Contributor License Agreement

@microsoft-github-policy-service agree company="Microsoft"

[weshaggard]

@charlesfu001 why are you trying to update this lock file? It is in our common code and would need to be updated in our azure-sdk-tools repo.

[charlesfu001]

@charlesfu001 why are you trying to update this lock file? It is in our common code and would need to be updated in our azure-sdk-tools repo.
@weshaggard, we don't plan to merge this change into main. A short history, our speech SDK is based on the feature branch feature/websockets, which Larry helped to develope the websocket work. This feature banch has not been merged back to main and we don't plan to merge it back to main. Does this clarify your question? Thanks.

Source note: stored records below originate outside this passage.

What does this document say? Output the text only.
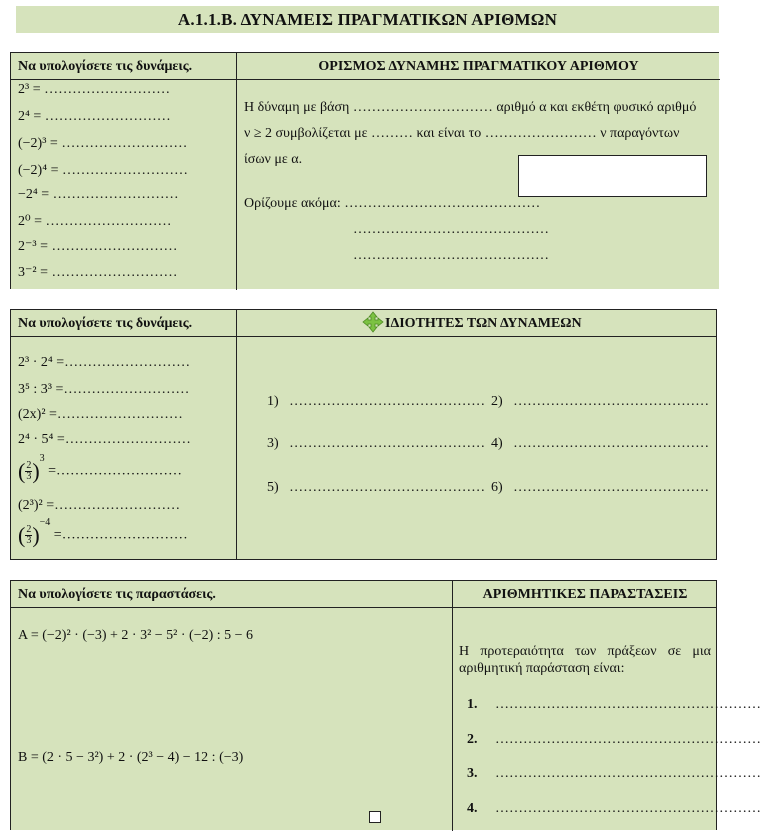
Α.1.1.Β. ΔΥΝΑΜΕΙΣ ΠΡΑΓΜΑΤΙΚΩΝ ΑΡΙΘΜΩΝ
Να υπολογίσετε τις δυνάμεις.	ΟΡΙΣΜΟΣ ΔΥΝΑΜΗΣ ΠΡΑΓΜΑΤΙΚΟΥ ΑΡΙΘΜΟΥ
2³ = ………………………
2⁴ = ………………………
(−2)³ = ………………………
(−2)⁴ = ………………………
−2⁴ = ………………………
2⁰ = ………………………
2⁻³ = ………………………
3⁻² = ………………………
Η δύναμη με βάση ………………………… αριθμό α και εκθέτη φυσικό αριθμό
ν ≥ 2 συμβολίζεται με ……… και είναι το …………………… ν παραγόντων
ίσων με α.
Ορίζουμε ακόμα: ……………………………………
……………………………………
……………………………………
Να υπολογίσετε τις δυνάμεις.	ΙΔΙΟΤΗΤΕΣ ΤΩΝ ΔΥΝΑΜΕΩΝ
2³ · 2⁴ =………………………
3⁵ : 3³ =………………………
(2x)² =………………………
2⁴ · 5⁴ =………………………
( $\frac{2}{3} )^3$ =………………………
(2³)² =………………………
( $\frac{2}{3} )^{-4}$ =………………………
1) …………………………………… 2) ……………………………………
3) …………………………………… 4) ……………………………………
5) …………………………………… 6) ……………………………………
Να υπολογίσετε τις παραστάσεις.	ΑΡΙΘΜΗΤΙΚΕΣ ΠΑΡΑΣΤΑΣΕΙΣ
A = (−2)² · (−3) + 2 · 3² − 5² · (−2) : 5 − 6
B = (2 · 5 − 3²) + 2 · (2³ − 4) − 12 : (−3)
Η προτεραιότητα των πράξεων σε μια αριθμητική παράσταση είναι:
1. …………………………………………………
2. …………………………………………………
3. …………………………………………………
4. …………………………………………………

BTW, we created a new feature branch feature/websockets_speech from the commit which we have been based on at feature/websockets. This change is applied to this new feature branch.

[weshaggard]

OK so this is just a merge from main to update this. In which case that should be fine.

[charlesfu001]

@weshaggard , @danieljurek , @benbp , I am not familiar with the process. Does this PR need to be approved by the repo owner to merge it into the feature branch or can it be approved by anyone with write permission, such as Ryan? If it needs to be approved by the repo owner, could you please approve the PR or if you have concerns, just let me know. Thanks.